Here are some lines from the .nt
file related to Jack Bauer showing (subject, predicate, object) triples:
<http://www.wikidata.org/entity/Q24> <http://schema.org/description> "protagonista della serie televisiva americana ''24''"@it .
<http://www.wikidata.org/entity/Q24> <http://schema.org/name> "Jack Bauer"@en .
<http://www.wikidata.org/entity/Q24> <http://www.wikidata.org/prop/direct/P27> <http://www.wikidata.org/entity/Q30> .
<http://www.wikidata.org/entity/Q24> <http://www.wikidata.org/prop/direct/P451> <http://www.wikidata.org/entity/Q284262> .
So my questions are:
- Are all the URIs for the triples resolvable to English from this one giant file, or do I have to make API calls?

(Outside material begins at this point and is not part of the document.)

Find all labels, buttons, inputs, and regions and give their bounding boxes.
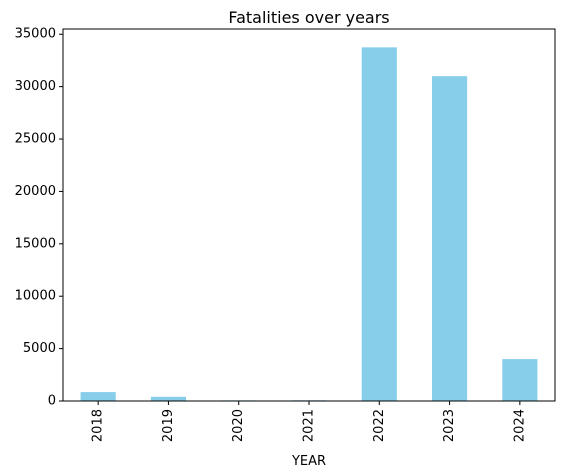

For example, I want to resolve this triple:
<http://www.wikidata.org/entity/Q24> <http://www.wikidata.org/prop/direct/P27> <http://www.wikidata.org/entity/Q30> .
into an English human-readable form like this:
Jack Bauer, country of citizenship, United States of America
Does this file contain the needed information to get the English-readable names for Q24
, P27
, and Q30
? Or would I have to make separate HTTP API calls to resolve them?
- I can also get a
.json
dump of this file. Am I correct in understanding is that the.nt
triples are simply a depth-first traversal of the JSON hierarchy to flatten all the data into triples?